17 May 2006

just how stupid do they think i am?

my students must think i am an idiot. sadly for them, i'm not. chinese students cheat a lot, and we have our midterm exams this week. it is basically a very easy quiz. for the past three weeks we have worked on a set of vocabulary words to describe emotions. there are only 36 words!! and we have worked on them in class for three weeks!! and they still think they need to cheat!! ugh.

the student's grades are based largely on attendance and participation. we also give a midterm exam and a final. last semester i gave a lot more quizzes, but it was so frustrating i decided to give less this semester. the students still don't take them seriously, although it is pretty clear that failing either the midterm or final would bode very poorly for passing the class. i still have had less then half the students in each class show up for the midterm.

yesterday i gave the quiz three times and failed 14 kids for cheating. one kid had the answers taped to his arm. others used cheat sheets, or tried to trade papers with their friends, text each other the answers with their cell phones, or talk. i wrote 8 different quizzes this time for all the classes i have. in the afternoon, i got a kid who didn't even take the quiz, he just turned in the answers to the version of the quiz i had given that morning. i had another kid, who i hadn't managed to catch cheating during the test, accidentally turn in his cheat sheet with his test! zero.

the students in the class i had earlier today aren't close. in a lot of the classes, the students are great friends and sit close together. in this class, they spread out. they never sit in the front two rows. today i get to class and the 15 out of 40 that have showed up are crammed, side by side, in the first three rows. when it came time for the quiz, i told them to bring everything to the front of the room. this is my standard rule. no paper. no notebooks. no cellphones. no glasses cases. nothing. they all sat in the first three rows and would not relinquish single sheets of paper. i told them to spread out, and i would give them paper. still no one moved. ah ha. i looked under their papers and they all had the answers written on the desks. bad kids! i finally get them spread out, and i think i have all of their stuff at the front. still, before i start the quiz, i did one more check. i caught 3 more cheat sheets under test papers before the quiz, and another during the quiz. in my class, if you cheat, you get a 0. the kids know this, i am very clear on this point. and yet, the don't learn. there are a number of kids who have, by midterm, assured they have no way to pass the class.

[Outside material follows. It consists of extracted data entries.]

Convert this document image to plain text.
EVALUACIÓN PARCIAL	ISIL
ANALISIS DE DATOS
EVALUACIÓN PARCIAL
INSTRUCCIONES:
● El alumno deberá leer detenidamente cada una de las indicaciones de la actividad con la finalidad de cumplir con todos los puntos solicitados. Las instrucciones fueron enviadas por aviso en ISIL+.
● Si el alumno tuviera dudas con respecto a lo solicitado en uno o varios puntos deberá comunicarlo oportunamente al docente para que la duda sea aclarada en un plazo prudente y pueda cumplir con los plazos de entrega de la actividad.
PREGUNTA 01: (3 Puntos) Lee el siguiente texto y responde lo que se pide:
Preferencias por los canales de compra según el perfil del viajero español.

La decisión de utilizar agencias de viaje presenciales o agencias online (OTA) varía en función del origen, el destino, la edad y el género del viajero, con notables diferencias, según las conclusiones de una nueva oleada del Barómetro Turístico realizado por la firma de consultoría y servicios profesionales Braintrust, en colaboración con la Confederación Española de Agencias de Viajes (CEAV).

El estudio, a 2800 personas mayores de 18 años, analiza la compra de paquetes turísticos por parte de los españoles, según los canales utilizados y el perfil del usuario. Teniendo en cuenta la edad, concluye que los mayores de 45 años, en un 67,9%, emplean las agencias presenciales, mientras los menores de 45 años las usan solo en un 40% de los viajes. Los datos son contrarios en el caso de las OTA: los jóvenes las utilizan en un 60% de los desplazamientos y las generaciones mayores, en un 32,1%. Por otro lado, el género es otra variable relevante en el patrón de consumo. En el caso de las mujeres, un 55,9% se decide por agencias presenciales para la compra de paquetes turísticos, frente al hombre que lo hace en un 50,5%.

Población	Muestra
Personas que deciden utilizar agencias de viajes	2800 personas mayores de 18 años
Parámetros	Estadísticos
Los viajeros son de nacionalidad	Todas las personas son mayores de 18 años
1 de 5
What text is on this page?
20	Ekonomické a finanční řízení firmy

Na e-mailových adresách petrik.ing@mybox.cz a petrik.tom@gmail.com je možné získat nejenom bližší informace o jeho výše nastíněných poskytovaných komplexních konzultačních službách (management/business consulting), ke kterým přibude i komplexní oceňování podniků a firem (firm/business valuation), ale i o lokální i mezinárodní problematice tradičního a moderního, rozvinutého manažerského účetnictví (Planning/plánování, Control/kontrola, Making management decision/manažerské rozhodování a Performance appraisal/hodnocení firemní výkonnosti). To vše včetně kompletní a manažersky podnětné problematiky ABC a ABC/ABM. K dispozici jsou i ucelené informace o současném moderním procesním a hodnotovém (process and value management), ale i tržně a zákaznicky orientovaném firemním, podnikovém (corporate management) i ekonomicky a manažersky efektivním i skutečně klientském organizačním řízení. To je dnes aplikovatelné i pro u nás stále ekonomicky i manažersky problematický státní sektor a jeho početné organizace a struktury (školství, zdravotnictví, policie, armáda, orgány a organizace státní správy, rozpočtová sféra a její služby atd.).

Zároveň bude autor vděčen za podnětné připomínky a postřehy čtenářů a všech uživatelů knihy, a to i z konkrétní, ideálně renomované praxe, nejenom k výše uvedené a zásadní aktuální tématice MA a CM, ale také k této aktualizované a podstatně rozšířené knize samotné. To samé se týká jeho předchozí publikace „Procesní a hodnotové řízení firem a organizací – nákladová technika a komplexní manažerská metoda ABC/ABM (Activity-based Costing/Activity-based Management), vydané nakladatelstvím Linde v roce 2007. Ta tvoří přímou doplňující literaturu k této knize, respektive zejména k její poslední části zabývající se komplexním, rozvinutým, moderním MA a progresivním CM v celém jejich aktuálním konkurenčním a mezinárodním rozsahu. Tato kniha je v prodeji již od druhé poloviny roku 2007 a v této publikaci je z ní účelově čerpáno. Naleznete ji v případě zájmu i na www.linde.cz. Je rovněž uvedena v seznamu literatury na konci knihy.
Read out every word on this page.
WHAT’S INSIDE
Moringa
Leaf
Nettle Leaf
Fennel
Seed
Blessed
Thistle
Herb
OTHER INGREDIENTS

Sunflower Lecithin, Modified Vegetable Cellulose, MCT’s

on the bright side, duff and i have made some spunky new friends. yesterday, as i was walking home from my last class, i was charged by three little girls from 9 to 11. they accompanied me all the way home and we practiced their english and my chinese. we sang 'xiao yan zi'...a song amy taught me about at swallow. it was so much fun to be skipping along with three little girls singing chinese children's songs. they are sharp kids and quick learners, and by the time we got to my apartment had mastered a number of new vocabulary words.

this afternoon, duff and i saw them again in our school's dirty alley (a food street with small restaurants and vendors and a lot of trash). they ran up again, and asked me my name. i told them and then i realized they didn't recognize me. they were saying, "you aren't kate." my hair was tied back. i took it down. instant recognition. we talked to them for 15 minutes, and in the process, halted activity on the street. everybody stopped and watched these three brave little girls talking to the foreigners. linda, sue, and mary are the little girl's english names. yesterday, mary's name was yuki.

no chinese lesson for us tonight. amy is putting in long hours at her office. she was at work until 3 a.m. last night, and plans to do the same thing tonight. i haven't any idea what she is preparing for.